69% of employees are more likely to stay with an employer for three years if they experience great onboarding. Effective onboarding is just as important for the gig workers as it is for the permanent staff. After all, anyone working for you wants to feel welcomed and valued irrespective of how long they serve.
Some of the mistakes that companies often do and must avoid is,
· Failing to make temp staff welcomed
Offering a warm welcome to the contingent staff makes them feel part of the company. If you are not conducting a proper onboarding, it signals that you consider contingent staff as outsiders and unimportant to the company. This strategy is wrong on multiple levels. You wouldn’t want to start a new association on the wrong foot.
Therefore, ensure to build a structured onboarding program for the contingent staff as well. Make them feel welcomed and part of the company and introduce them to all the team members they are going to work with. Provide them an induction program so that they know what’s lying ahead and don’t live in limbo.
· Setting unrealistic deadlines
When it comes to temp workers, companies become a lot stricter with deadlines since they’re investing money and have a time constraint. But that doesn’t mean you should set unrealistic deadlines and bombard them with work.
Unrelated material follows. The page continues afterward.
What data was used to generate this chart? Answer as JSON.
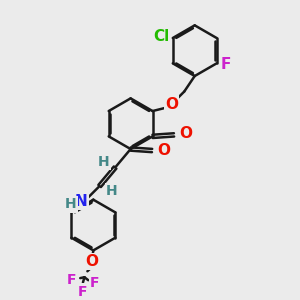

Stress directly hampers the worker’s performance and runs the pressure of burnout. It directly impacts work quality, which can spiral further down to escalations, project extensions, or other issues. Therefore, if you want a return on your investment, remain realistic with deadlines and deal with the temp staff humanly.
· Not providing dedicated support
One of the most common mistakes companies makes while working with the contingent staff is not providing adequate information and support. They want workers to jump straight to work and provide them the deliverables without inducting them with the required information. Leaving them on their own is not the right approach.
Here, you must remember to assign a mentor to every new contingent worker who can guide the worker with the work and company. Give them the project and company training. Also, don’t let them run behind you for every smallest of work. Provide them required access to files, folders, and other information that is critical to their job. Be proactive with the onboarding process.
It’s high time that you start taking your gig workforce seriously. Because as we progress through the pandemic economy, dependency on the gig workforce is certain to increase. And if you don’t have the right strategies in place, you will be missing out on a major chunk of the workforce that is not only needed at this hour but also the best economical and productive solution to many workforce challenges.
In 2018, it was estimated that by 2023, 52% of the workforce will have worked or will be working independently. Today, it is estimated that the gig economy already contributes more than $1 trillion to the U.S. economy. Therefore, if you already have a gig workforce in place or planning to have one soon, getting your gig workforce strategies right is inevitable.